Die Kehrseite des Fußballs
07/04/2013

Ex-Serie-A-Profi gibt Spielmanipulation zu

Der Uruguayer Fabian O'Neill bestätigt, an der Manipulation von zwei Partien beteiligt gewesen zu sein.

von Mirad Odobasic

Wenn man in der letzten Zeit einen Gedanken an Italiens Fußball verschwendet hat, dann war dieser wohl im negativen Kontext angesiedelt. Im Land des viermaligen Weltmeisters versucht man seit Jahren, mehr oder weniger vergeblich, den Drahtziehern der Spielmanipulation auf die Schliche zu kommen. Dass es diese gegeben hat bzw. immer noch gibt, daran zweifelt spätestens nach der Beichte des ehemaligen Kapitäns des Erstligisten AS Bari Andrea Masiello niemand mehr.

Nun sorgen die Aussagen eines ehemaligen Serie-A-Kickers für die nächste Welle der Empörung. Der inzwischen in die Fußballpension gegangene Uruguayer Fabian O'Neill gab in einem Interview in seiner Heimat zu, an der Manipulation von Partien in der höchsten Spielklasse Italiens beteiligt gewesen zu sein.

"Während meiner Zeit bei Cagliari habe ich eine Partie gegen Chievo Verona manipuliert. Beiden Teams genügte ein Remis zum Klassenerhalt, für den wir von der Klubführung eine zusätzliche Prämie versprochen bekommen hatten. Also sprach ich als Kapitän mit dem Kapitän von Chievo alles ab, zudem setzten alle beteiligten Spieler bei Wettbüros beträchtliche Summen auf ein Remis", sagt der heute 39-Jährige und schildert, wie es dazu kommen konnte, dass der Plan fast schief ging.

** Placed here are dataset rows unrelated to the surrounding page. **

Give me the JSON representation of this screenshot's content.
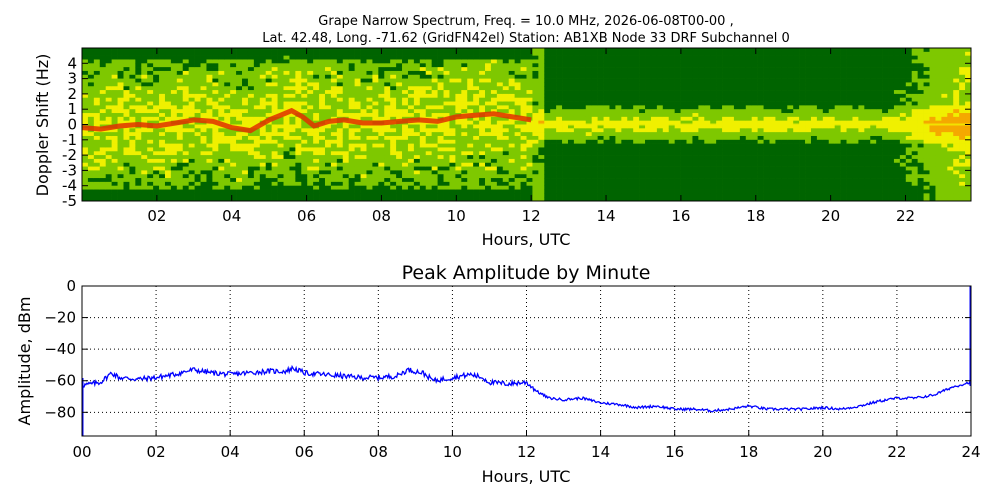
{
  "figure": {
    "title_line1": "Grape Narrow Spectrum, Freq. = 10.0 MHz, 2026-06-08T00-00 ,",
    "title_line2": "Lat.  42.48, Long. -71.62 (GridFN42el) Station: AB1XB Node 33 DRF Subchannel 0"
  },
  "colors": {
    "heat_low": "#006400",
    "heat_mid": "#7ec800",
    "heat_high": "#f0f000",
    "heat_peak": "#e03000",
    "line": "#0000ff",
    "grid": "#000000"
  },
  "chart_data": [
    {
      "type": "heatmap",
      "title": "",
      "xlabel": "Hours, UTC",
      "ylabel": "Doppler Shift (Hz)",
      "xlim": [
        0,
        23.75
      ],
      "ylim": [
        -5,
        5
      ],
      "x_ticks": [
        2,
        4,
        6,
        8,
        10,
        12,
        14,
        16,
        18,
        20,
        22
      ],
      "x_tick_labels": [
        "02",
        "04",
        "06",
        "08",
        "10",
        "12",
        "14",
        "16",
        "18",
        "20",
        "22"
      ],
      "y_ticks": [
        4,
        3,
        2,
        1,
        0,
        -1,
        -2,
        -3,
        -4,
        -5
      ],
      "y_tick_labels": [
        "4",
        "3",
        "2",
        "1",
        "0",
        "-1",
        "-2",
        "-3",
        "-4",
        "-5"
      ],
      "peak_trace": {
        "x": [
          0.0,
          0.5,
          1.0,
          1.5,
          2.0,
          2.5,
          3.0,
          3.5,
          4.0,
          4.5,
          5.0,
          5.3,
          5.6,
          5.9,
          6.2,
          6.6,
          7.0,
          7.5,
          8.0,
          8.5,
          9.0,
          9.5,
          10.0,
          10.5,
          11.0,
          11.5,
          12.0
        ],
        "y": [
          -0.2,
          -0.3,
          -0.1,
          0.0,
          -0.1,
          0.1,
          0.3,
          0.2,
          -0.2,
          -0.4,
          0.3,
          0.6,
          0.9,
          0.5,
          -0.1,
          0.2,
          0.3,
          0.1,
          0.1,
          0.2,
          0.3,
          0.2,
          0.5,
          0.6,
          0.7,
          0.5,
          0.3
        ]
      }
    },
    {
      "type": "line",
      "title": "Peak Amplitude by Minute",
      "xlabel": "Hours, UTC",
      "ylabel": "Amplitude, dBm",
      "xlim": [
        0,
        24
      ],
      "ylim": [
        -95,
        0
      ],
      "grid": true,
      "x_ticks": [
        0,
        2,
        4,
        6,
        8,
        10,
        12,
        14,
        16,
        18,
        20,
        22,
        24
      ],
      "x_tick_labels": [
        "00",
        "02",
        "04",
        "06",
        "08",
        "10",
        "12",
        "14",
        "16",
        "18",
        "20",
        "22",
        "24"
      ],
      "y_ticks": [
        0,
        -20,
        -40,
        -60,
        -80
      ],
      "y_tick_labels": [
        "0",
        "−20",
        "−40",
        "−60",
        "−80"
      ],
      "series": [
        {
          "x": [
            0,
            0.5,
            0.8,
            1.0,
            1.5,
            2.0,
            2.5,
            3.0,
            3.5,
            4.0,
            4.5,
            5.0,
            5.5,
            5.7,
            6.0,
            6.5,
            7.0,
            7.5,
            8.0,
            8.5,
            8.8,
            9.2,
            9.5,
            10.0,
            10.5,
            10.8,
            11.0,
            11.5,
            12.0,
            12.3,
            12.6,
            13.0,
            13.5,
            14.0,
            14.5,
            15.0,
            15.5,
            16.0,
            16.5,
            17.0,
            17.5,
            18.0,
            18.5,
            19.0,
            19.5,
            20.0,
            20.5,
            21.0,
            21.5,
            22.0,
            22.5,
            23.0,
            23.5,
            23.97
          ],
          "y": [
            -63,
            -61,
            -55,
            -58,
            -59,
            -58,
            -56,
            -53,
            -55,
            -56,
            -55,
            -54,
            -54,
            -52,
            -55,
            -56,
            -57,
            -58,
            -58,
            -57,
            -53,
            -55,
            -60,
            -58,
            -56,
            -58,
            -61,
            -62,
            -61,
            -67,
            -71,
            -72,
            -71,
            -74,
            -75,
            -77,
            -76,
            -78,
            -78,
            -79,
            -78,
            -76,
            -78,
            -78,
            -78,
            -77,
            -78,
            -76,
            -73,
            -71,
            -71,
            -69,
            -64,
            -61
          ]
        }
      ]
    }
  ]
}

"In der 87. Minute gingen wir 2:1 in Führung. Ich ging zum Torschützen Diego Lopez und sagte ihm: 'Du musst das jetzt ausbügeln, verschulde gefälligst ein Gegentor oder wir sind geliefert'. Bis zum Schluss kassierten wir noch ein Tor, das Spiel endete, zum Glück, 2:2"

O'Neill, der in seiner Zeit unter anderem auch bei Juventus Turin unter Vertrag stand, spricht im Interview über eine weitere Schiebung. "Ich war eine Zeit lang Kapitän von Perugia. Auch dort sprach ich das Ergebnis einer Partie statt. Diesmal ging aber alles glatt".